Le chef plongea la main dans le tiroir-caisse et en sortit une pièce de dix cents. Il attrapa alors quelques jeux à gratter, les posa sur le comptoir et entreprit de gratter les rectangles argentés à l’aide de la pièce. Pendant tout ce temps, les trois autres gamins gardaient leur fusil pointé sur le visage du manager de nuit et, derrière eux, les adolescents continuaient leur implacable razzia, emportant tout avec leurs petits bras avides.
— Regardez ! s’exclama le chef. J’ai gagné cinq dollars !
Puis il lança le jeu gagnant au caissier.
— Gardez-le, dit-il. Je vous l’offre. Achetez-vous quelque chose de sympa.
Puis il partit, suivi du reste de la troupe. Seule la fille au fusil resta après le départ des autres ; puis elle recula, gardant le fusil pointé sur le manager jusqu’à ce qu’elle soit dehors. À la seconde même, il attrapa son fusil et se précipita à leur poursuite. Il tira dans le noir sur les silhouettes qui s’éloignaient, mais aucune ne s’effondra. Il n’avait pas été assez rapide. Il cria, jura, promit de les retrouver, tout en sachant qu’il ne le pourrait pas. Cela ne fit qu’accroître sa colère.

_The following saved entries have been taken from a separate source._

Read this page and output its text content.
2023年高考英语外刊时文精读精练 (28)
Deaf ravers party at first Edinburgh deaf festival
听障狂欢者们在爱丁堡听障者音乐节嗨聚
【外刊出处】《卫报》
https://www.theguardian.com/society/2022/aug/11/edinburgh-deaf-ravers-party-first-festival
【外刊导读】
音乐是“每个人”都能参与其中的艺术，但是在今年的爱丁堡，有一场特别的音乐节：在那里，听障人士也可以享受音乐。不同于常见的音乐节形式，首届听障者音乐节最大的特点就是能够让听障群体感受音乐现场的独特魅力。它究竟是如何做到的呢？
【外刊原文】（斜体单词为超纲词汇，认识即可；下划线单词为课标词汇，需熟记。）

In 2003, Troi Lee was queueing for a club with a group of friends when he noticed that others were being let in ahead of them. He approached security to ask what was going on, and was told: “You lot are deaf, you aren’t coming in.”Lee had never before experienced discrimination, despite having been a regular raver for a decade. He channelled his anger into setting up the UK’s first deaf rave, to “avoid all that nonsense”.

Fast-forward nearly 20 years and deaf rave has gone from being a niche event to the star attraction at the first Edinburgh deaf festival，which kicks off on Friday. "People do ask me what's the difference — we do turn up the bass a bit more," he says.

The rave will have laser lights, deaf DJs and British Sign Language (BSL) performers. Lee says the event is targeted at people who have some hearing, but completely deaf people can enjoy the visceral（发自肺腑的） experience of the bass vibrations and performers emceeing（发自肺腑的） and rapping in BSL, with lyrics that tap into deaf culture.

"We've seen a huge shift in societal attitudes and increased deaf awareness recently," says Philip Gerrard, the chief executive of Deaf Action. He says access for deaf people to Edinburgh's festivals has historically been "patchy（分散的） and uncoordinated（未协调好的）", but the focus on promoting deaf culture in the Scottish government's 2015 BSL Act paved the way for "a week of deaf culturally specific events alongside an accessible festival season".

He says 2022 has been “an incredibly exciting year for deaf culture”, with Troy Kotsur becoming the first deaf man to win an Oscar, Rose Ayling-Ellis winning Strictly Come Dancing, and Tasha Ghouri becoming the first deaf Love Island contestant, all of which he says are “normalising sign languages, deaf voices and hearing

Lorsqu’il se retourna pour rentrer dans le magasin, il se figea. Il n’y avait plus rien. Le magasin n’avait pas seulement été cambriolé, il avait été vidé de tout ce qui n’y était pas fixé. Ils avaient avalé le magasin, tels des piranhas.
Là, sur le sol, tombée derrière le comptoir, la tirelire d’Aide aux fugueurs.
Au diable cette boîte – le responsable empocha toute la monnaie qu’elle contenait. Les fauves auxquels elle était destinée à venir en aide ne méritaient pas cet argent, pas plus que ces déserteurs, et il n’allait certainement pas leur en laisser. Qu’ils soient enfermés et découpés. Qu’ils servent la société en pièces détachées plutôt que de la détruire.
Fallait-il octroyer davantage de pouvoir à la Brigade des mineurs ? À la différence des masses ramollies, lui n’avait aucun doute sur le sujet.